As for most successful? In year one, that looks like it'll probably be Todd Monken by a long ways, mostly because of the talent he's inheriting. Success is different than impact, I suppose. He could have the same success that Dana Holgorsen had last year, but I don't think many would consider it the same kind of "impact." Does that matter? Well, that's up to you.

As for long-term success? I'll go with either Josh Heupel or Manny Diaz. Both are on the fast track to becoming head coaches very soon and both are in positions that should be conducive to big-time success.

Emperor Norton in San Francisco asked: In an interview with San Francisco radio station and Niner flagship, KNBR (THE Sports Leader!), Aldon Smith let slip that Niner Coach Jim Harbaugh gave him a 49 question test on football history. Questions included "How wide is the football field and who is Knute Rockne?" I guess Smith passed but what question(s) would you put on such a test?

DU: Yeah, I don't think that's a big deal. Aldon Smith said the field was 50 yards wide. It's 53 1/3. As long as he can see the white lines and understand that if he has the ball, he can't go outside of them, he'll be fine. Not an issue. He also didn't know who Knute Rockne was. Just guessing: He's not the only guy on his team who couldn't place Rockne.

That test isn't any kind of predictor for on-field success. All it is is a tool for a coach to get to know the kind of player he has, and what he needs to do to coach him. Harbaugh's a smart guy. Players will, more often than not, tell a coach what he wants to hear.

I imagine Harbaugh learned a lot by administering that test. Apparently, so did his players.

Chet Anderson in Ames, Iowa asked: What do you see as the realistic best and worse case scenario coming out of Iowa State's QB competition going into the season?

DU: We've seen Jerome Tiller. He didn't look great last year. He's good enough for them to win some games next year and maybe get to a bowl game, but he's not a game-changer.

Steele Jantz? He's still a bit of a wild-card.
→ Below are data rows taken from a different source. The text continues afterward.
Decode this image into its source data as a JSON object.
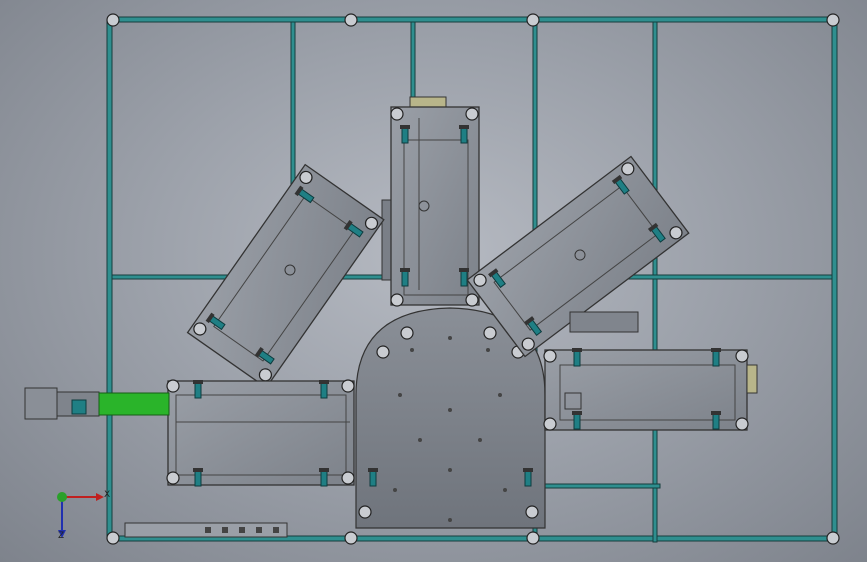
{
  "view": {
    "background": "#9da2ab",
    "frame_color": "#2f8f8f",
    "frame_edge": "#1a5050",
    "plate_color": "#7f848c",
    "module_color": "#8d929a",
    "module_dark": "#5e636b",
    "bolt_color": "#1f7f84",
    "accent_green": "#2ab42a"
  },
  "triad": {
    "x_label": "X",
    "z_label": "Z",
    "x_color": "#c0201f",
    "y_color": "#2aa02a",
    "z_color": "#2030b0"
  }
}
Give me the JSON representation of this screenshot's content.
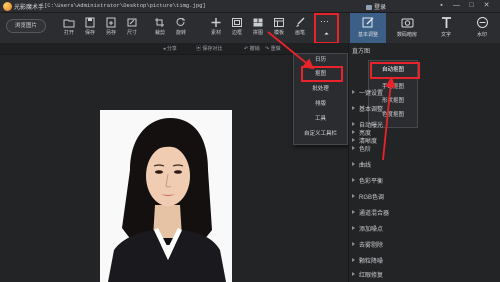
{
  "titlebar": {
    "app_name": "光影魔术手",
    "path": "[C:\\Users\\Administrator\\Desktop\\picture\\timg.jpg]",
    "login_label": "登录",
    "controls": [
      "▪",
      "—",
      "□",
      "✕"
    ]
  },
  "toolbar": {
    "browse_label": "浏览图片",
    "tools": [
      {
        "label": "打开",
        "icon": "folder-icon"
      },
      {
        "label": "保存",
        "icon": "save-icon"
      },
      {
        "label": "另存",
        "icon": "save-as-icon"
      },
      {
        "label": "尺寸",
        "icon": "resize-icon"
      },
      {
        "label": "裁剪",
        "icon": "crop-icon"
      },
      {
        "label": "旋转",
        "icon": "rotate-icon"
      },
      {
        "label": "素材",
        "icon": "material-icon"
      },
      {
        "label": "边框",
        "icon": "frame-icon"
      },
      {
        "label": "拼图",
        "icon": "collage-icon"
      },
      {
        "label": "模板",
        "icon": "template-icon"
      },
      {
        "label": "画笔",
        "icon": "brush-icon"
      }
    ],
    "more_label": "···"
  },
  "tabs": [
    {
      "label": "基本调整",
      "icon": "adjust-icon",
      "active": true
    },
    {
      "label": "数码暗房",
      "icon": "camera-icon",
      "active": false
    },
    {
      "label": "文字",
      "icon": "text-icon",
      "active": false
    },
    {
      "label": "水印",
      "icon": "watermark-icon",
      "active": false
    }
  ],
  "subbar": {
    "share": "分享",
    "save_compare": "保存对比",
    "undo": "撤销",
    "redo": "重做"
  },
  "dropdown": {
    "items": [
      "日历",
      "抠图",
      "批处理",
      "排版",
      "工具",
      "自定义工具栏"
    ],
    "highlighted": "抠图"
  },
  "panel": {
    "header": "直方图",
    "submenu": [
      "自动抠图",
      "手动抠图",
      "形状抠图",
      "色度抠图"
    ],
    "items": [
      "一键设置",
      "基本调整",
      "自动曝光",
      "亮度",
      "清晰度",
      "色阶",
      "曲线",
      "色彩平衡",
      "RGB色调",
      "通道混合器",
      "添加噪点",
      "去雾剔除",
      "颗粒降噪",
      "红眼修复"
    ]
  },
  "colors": {
    "highlight": "#e8232a",
    "active_tab": "#3b5f86"
  }
}
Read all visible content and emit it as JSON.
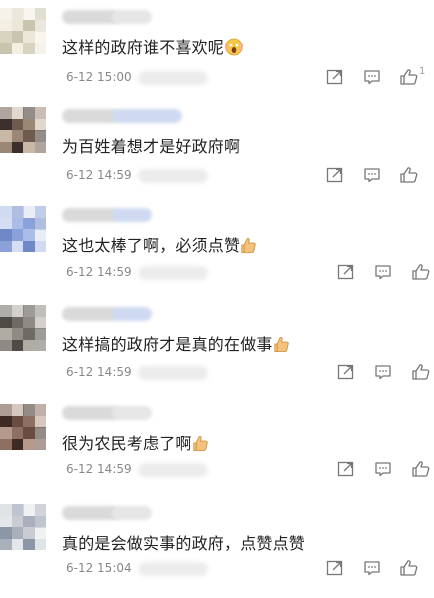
{
  "comments": [
    {
      "text": "这样的政府谁不喜欢呢",
      "emoji": "scream-face",
      "time": "6-12 15:00",
      "like_count": "1",
      "colors": [
        "#ece8d8",
        "#d9d4c0",
        "#f3efe2",
        "#c9c4ad"
      ]
    },
    {
      "text": "为百姓着想才是好政府啊",
      "emoji": "",
      "time": "6-12 14:59",
      "like_count": "",
      "colors": [
        "#6f5b4e",
        "#c9b8a6",
        "#3a2f2a",
        "#9c8676"
      ]
    },
    {
      "text": "这也太棒了啊，必须点赞",
      "emoji": "thumbs-up",
      "time": "6-12 14:59",
      "like_count": "",
      "colors": [
        "#a9bde8",
        "#6e88c8",
        "#d6def3",
        "#8aa2d9"
      ]
    },
    {
      "text": "这样搞的政府才是真的在做事",
      "emoji": "thumbs-up",
      "time": "6-12 14:59",
      "like_count": "",
      "colors": [
        "#6e6a64",
        "#b0aca4",
        "#4e4a45",
        "#8f8b84"
      ]
    },
    {
      "text": "很为农民考虑了啊",
      "emoji": "thumbs-up",
      "time": "6-12 14:59",
      "like_count": "",
      "colors": [
        "#6a4b3f",
        "#b59a8b",
        "#3d2a23",
        "#8e7062"
      ]
    },
    {
      "text": "真的是会做实事的政府，点赞点赞",
      "emoji": "",
      "time": "6-12 15:04",
      "like_count": "",
      "colors": [
        "#c9cdd3",
        "#8b96a6",
        "#e4e6ea",
        "#a9b0bc"
      ]
    }
  ],
  "icons": {
    "share": "share-icon",
    "reply": "comment-icon",
    "like": "thumbs-up-icon"
  },
  "accent": "#f0b85a"
}
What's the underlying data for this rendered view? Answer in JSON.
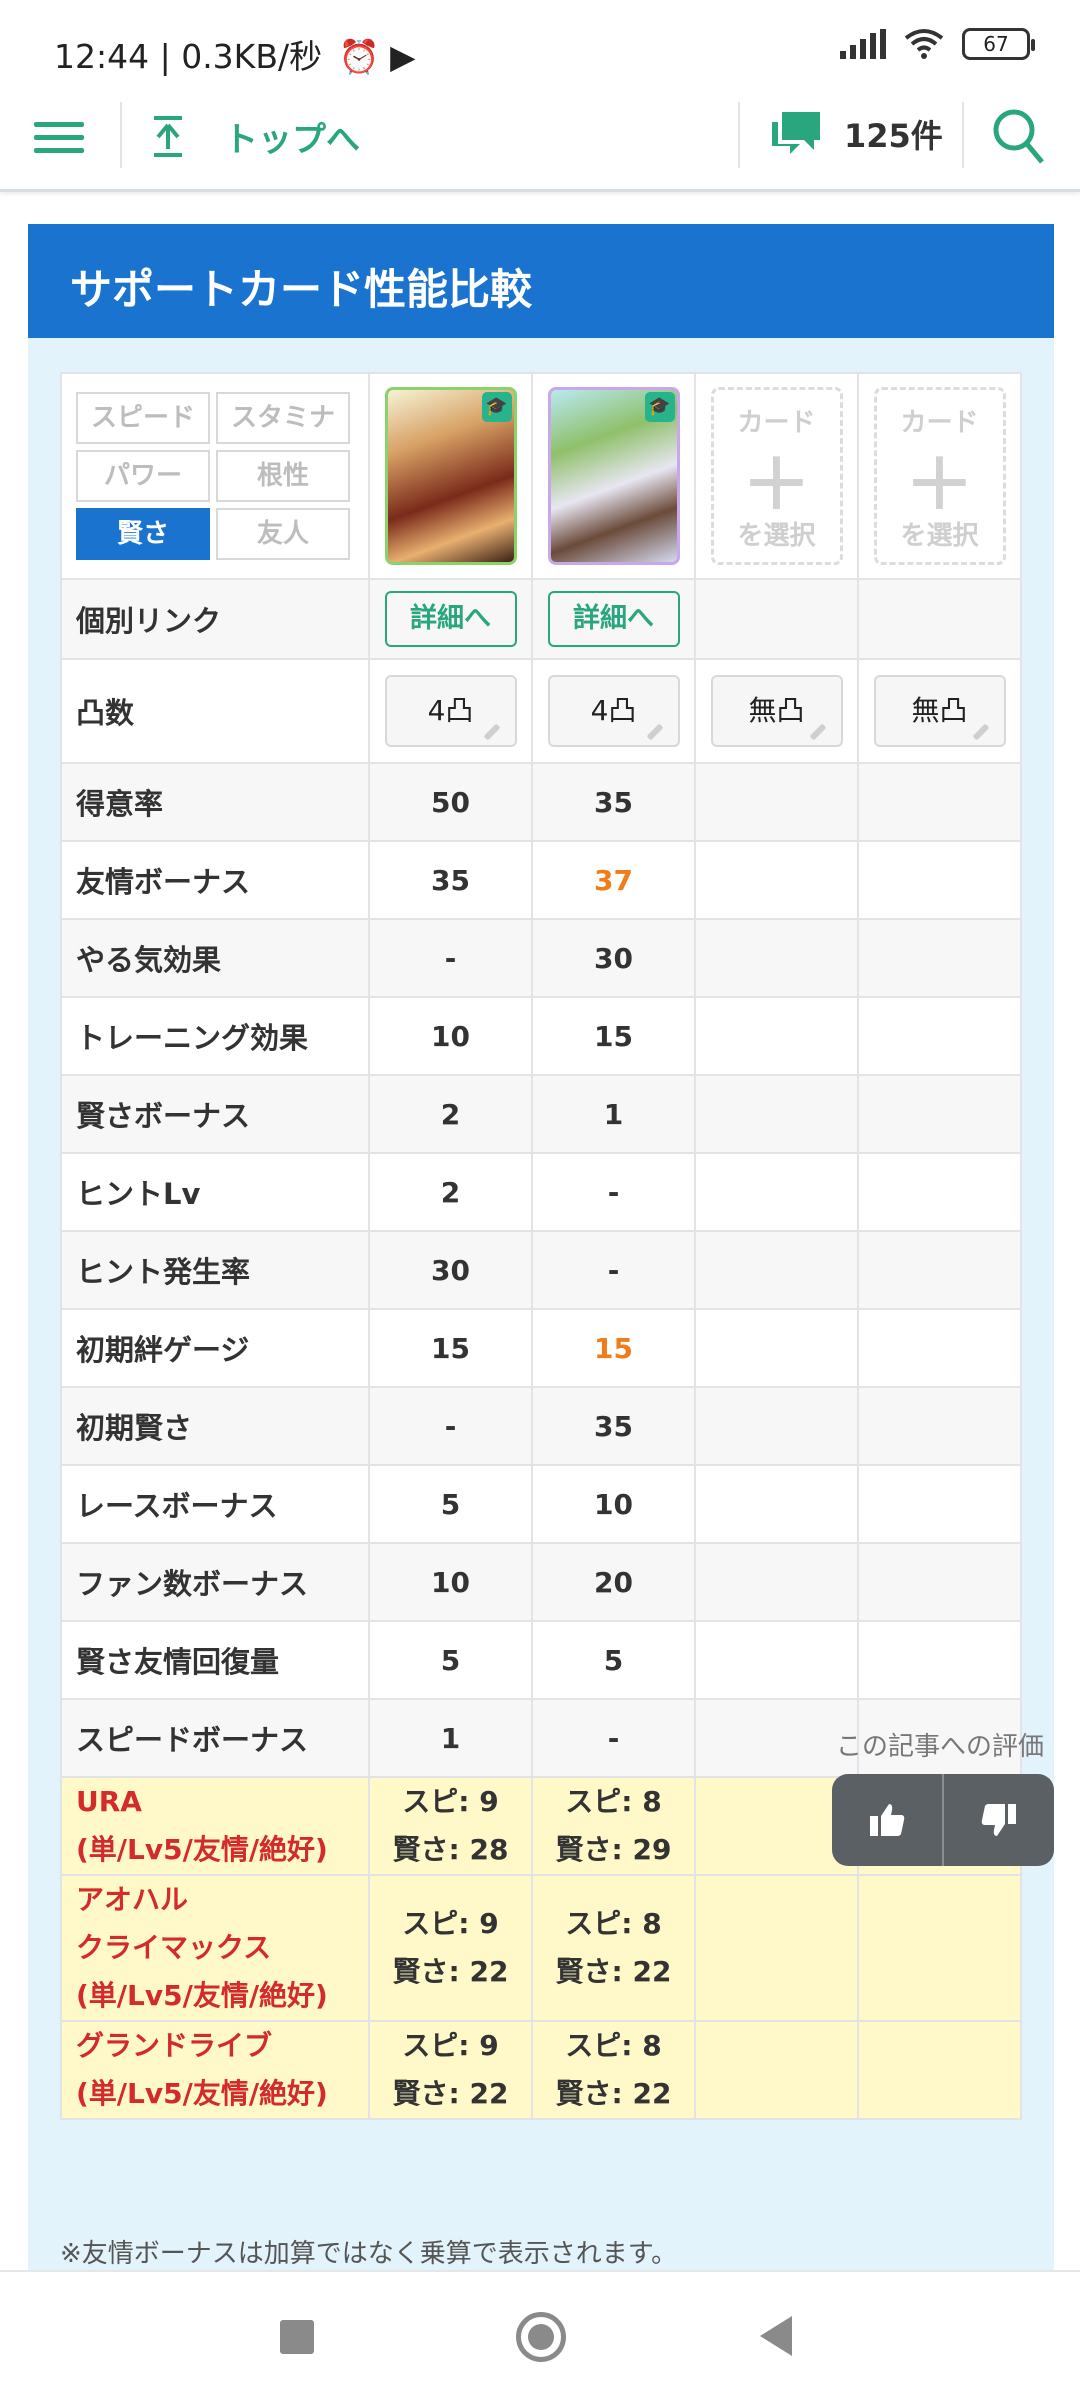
{
  "status_bar": {
    "time_text": "12:44 | 0.3KB/秒",
    "battery": "67"
  },
  "nav": {
    "top_link": "トップへ",
    "comment_count": "125件"
  },
  "panel": {
    "title": "サポートカード性能比較"
  },
  "type_buttons": [
    "スピード",
    "スタミナ",
    "パワー",
    "根性",
    "賢さ",
    "友人"
  ],
  "active_type": "賢さ",
  "card_slots": {
    "select_top": "カード",
    "select_plus": "+",
    "select_bottom": "を選択"
  },
  "links": {
    "label": "個別リンク",
    "button": "詳細へ"
  },
  "limit_break": {
    "label": "凸数",
    "values": [
      "4凸",
      "4凸",
      "無凸",
      "無凸"
    ]
  },
  "stats": [
    {
      "label": "得意率",
      "c1": "50",
      "c2": "35"
    },
    {
      "label": "友情ボーナス",
      "c1": "35",
      "c2": "37"
    },
    {
      "label": "やる気効果",
      "c1": "-",
      "c2": "30"
    },
    {
      "label": "トレーニング効果",
      "c1": "10",
      "c2": "15"
    },
    {
      "label": "賢さボーナス",
      "c1": "2",
      "c2": "1"
    },
    {
      "label": "ヒントLv",
      "c1": "2",
      "c2": "-"
    },
    {
      "label": "ヒント発生率",
      "c1": "30",
      "c2": "-"
    },
    {
      "label": "初期絆ゲージ",
      "c1": "15",
      "c2": "15"
    },
    {
      "label": "初期賢さ",
      "c1": "-",
      "c2": "35"
    },
    {
      "label": "レースボーナス",
      "c1": "5",
      "c2": "10"
    },
    {
      "label": "ファン数ボーナス",
      "c1": "10",
      "c2": "20"
    },
    {
      "label": "賢さ友情回復量",
      "c1": "5",
      "c2": "5"
    },
    {
      "label": "スピードボーナス",
      "c1": "1",
      "c2": "-"
    }
  ],
  "scenarios": [
    {
      "name_lines": [
        "URA",
        "(単/Lv5/友情/絶好)"
      ],
      "c1": [
        "スピ: 9",
        "賢さ: 28"
      ],
      "c2": [
        "スピ: 8",
        "賢さ: 29"
      ]
    },
    {
      "name_lines": [
        "アオハル",
        "クライマックス",
        "(単/Lv5/友情/絶好)"
      ],
      "c1": [
        "スピ: 9",
        "賢さ: 22"
      ],
      "c2": [
        "スピ: 8",
        "賢さ: 22"
      ]
    },
    {
      "name_lines": [
        "グランドライブ",
        "(単/Lv5/友情/絶好)"
      ],
      "c1": [
        "スピ: 9",
        "賢さ: 22"
      ],
      "c2": [
        "スピ: 8",
        "賢さ: 22"
      ]
    }
  ],
  "note": "※友情ボーナスは加算ではなく乗算で表示されます。",
  "rating": {
    "title": "この記事への評価"
  },
  "colors": {
    "brand_blue": "#1a73cf",
    "accent_green": "#2aa67f",
    "highlight_orange": "#f07c1a",
    "scenario_red": "#d32b2b",
    "scenario_bg": "#fff8c8"
  }
}
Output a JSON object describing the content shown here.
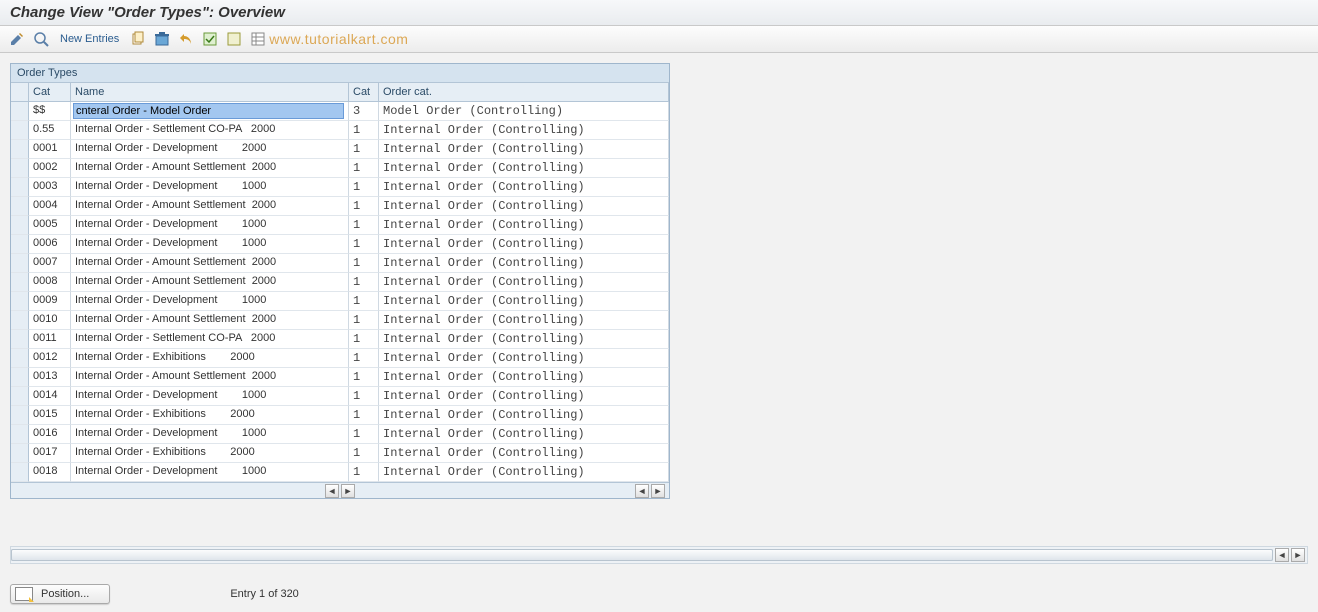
{
  "title": "Change View \"Order Types\": Overview",
  "toolbar": {
    "new_entries": "New Entries"
  },
  "watermark": "www.tutorialkart.com",
  "panel": {
    "title": "Order Types",
    "columns": {
      "selector": "",
      "cat1": "Cat",
      "name": "Name",
      "cat2": "Cat",
      "order_cat": "Order cat."
    }
  },
  "selected_name_value": "cnteral Order - Model Order",
  "rows": [
    {
      "cat1": "$$",
      "name": "cnteral Order - Model Order",
      "cat2": "3",
      "order_cat": "Model Order (Controlling)",
      "selected": true
    },
    {
      "cat1": "0.55",
      "name": "Internal Order - Settlement CO-PA   2000",
      "cat2": "1",
      "order_cat": "Internal Order (Controlling)"
    },
    {
      "cat1": "0001",
      "name": "Internal Order - Development        2000",
      "cat2": "1",
      "order_cat": "Internal Order (Controlling)"
    },
    {
      "cat1": "0002",
      "name": "Internal Order - Amount Settlement  2000",
      "cat2": "1",
      "order_cat": "Internal Order (Controlling)"
    },
    {
      "cat1": "0003",
      "name": "Internal Order - Development        1000",
      "cat2": "1",
      "order_cat": "Internal Order (Controlling)"
    },
    {
      "cat1": "0004",
      "name": "Internal Order - Amount Settlement  2000",
      "cat2": "1",
      "order_cat": "Internal Order (Controlling)"
    },
    {
      "cat1": "0005",
      "name": "Internal Order - Development        1000",
      "cat2": "1",
      "order_cat": "Internal Order (Controlling)"
    },
    {
      "cat1": "0006",
      "name": "Internal Order - Development        1000",
      "cat2": "1",
      "order_cat": "Internal Order (Controlling)"
    },
    {
      "cat1": "0007",
      "name": "Internal Order - Amount Settlement  2000",
      "cat2": "1",
      "order_cat": "Internal Order (Controlling)"
    },
    {
      "cat1": "0008",
      "name": "Internal Order - Amount Settlement  2000",
      "cat2": "1",
      "order_cat": "Internal Order (Controlling)"
    },
    {
      "cat1": "0009",
      "name": "Internal Order - Development        1000",
      "cat2": "1",
      "order_cat": "Internal Order (Controlling)"
    },
    {
      "cat1": "0010",
      "name": "Internal Order - Amount Settlement  2000",
      "cat2": "1",
      "order_cat": "Internal Order (Controlling)"
    },
    {
      "cat1": "0011",
      "name": "Internal Order - Settlement CO-PA   2000",
      "cat2": "1",
      "order_cat": "Internal Order (Controlling)"
    },
    {
      "cat1": "0012",
      "name": "Internal Order - Exhibitions        2000",
      "cat2": "1",
      "order_cat": "Internal Order (Controlling)"
    },
    {
      "cat1": "0013",
      "name": "Internal Order - Amount Settlement  2000",
      "cat2": "1",
      "order_cat": "Internal Order (Controlling)"
    },
    {
      "cat1": "0014",
      "name": "Internal Order - Development        1000",
      "cat2": "1",
      "order_cat": "Internal Order (Controlling)"
    },
    {
      "cat1": "0015",
      "name": "Internal Order - Exhibitions        2000",
      "cat2": "1",
      "order_cat": "Internal Order (Controlling)"
    },
    {
      "cat1": "0016",
      "name": "Internal Order - Development        1000",
      "cat2": "1",
      "order_cat": "Internal Order (Controlling)"
    },
    {
      "cat1": "0017",
      "name": "Internal Order - Exhibitions        2000",
      "cat2": "1",
      "order_cat": "Internal Order (Controlling)"
    },
    {
      "cat1": "0018",
      "name": "Internal Order - Development        1000",
      "cat2": "1",
      "order_cat": "Internal Order (Controlling)"
    }
  ],
  "footer": {
    "position_label": "Position...",
    "entry_info": "Entry 1 of 320"
  }
}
Best-case scenario: The receivers look completely different this year, Jantz is able to hit them and use his legs to make plays and Iowa State wins 7-8 games.

Worst-case scenario: Iowa State's quarterback position becomes a revolving door with no real optimism for the future. (See: Kansas, 2010)

Adam Penny in Austin, Texas asked: Did the draft prove that the problem at Texas last year was a simple lack of talent.they did not have any first round picks and Baylor had 2. If you look at the 2005 squad almost the entire team is in the NFL

DU: No, not necessarily. On offense, I agree with you, but Texas had three corners drafted, as well as DE Sam Acho. Next year, there should be more Longhorns defenders in the draft. Aaron Williams was pretty close to a first-rounder, too.

People want to point to recruiting rankings, but folks who watched Texas play last year have to be able to see the discrepancy on the two sides of the ball.

Defensively, Texas is still solid, and should have another good year.

Offensively, though? From quarterbacks to running backs to receivers to offensive line, Texas was definitely in the bottom third of the Big 12 in all three last year. Recruiting stars don't equal yards.

Luke in Corpus Christi, Texas asked: Should any of the teams in the Big 12 be calling former NC State QB Russell Wilson? If so which ones?

DU: I don't see it happening. Unlike what we thought in the preseason with Nebraska last year, there aren't any great Big 12 teams in need of a quarterback. Wilson will want to play for a contender. Additionally, he's a North Carolina native and as far as I can tell, has no ties to Texas or any other Big 12 states.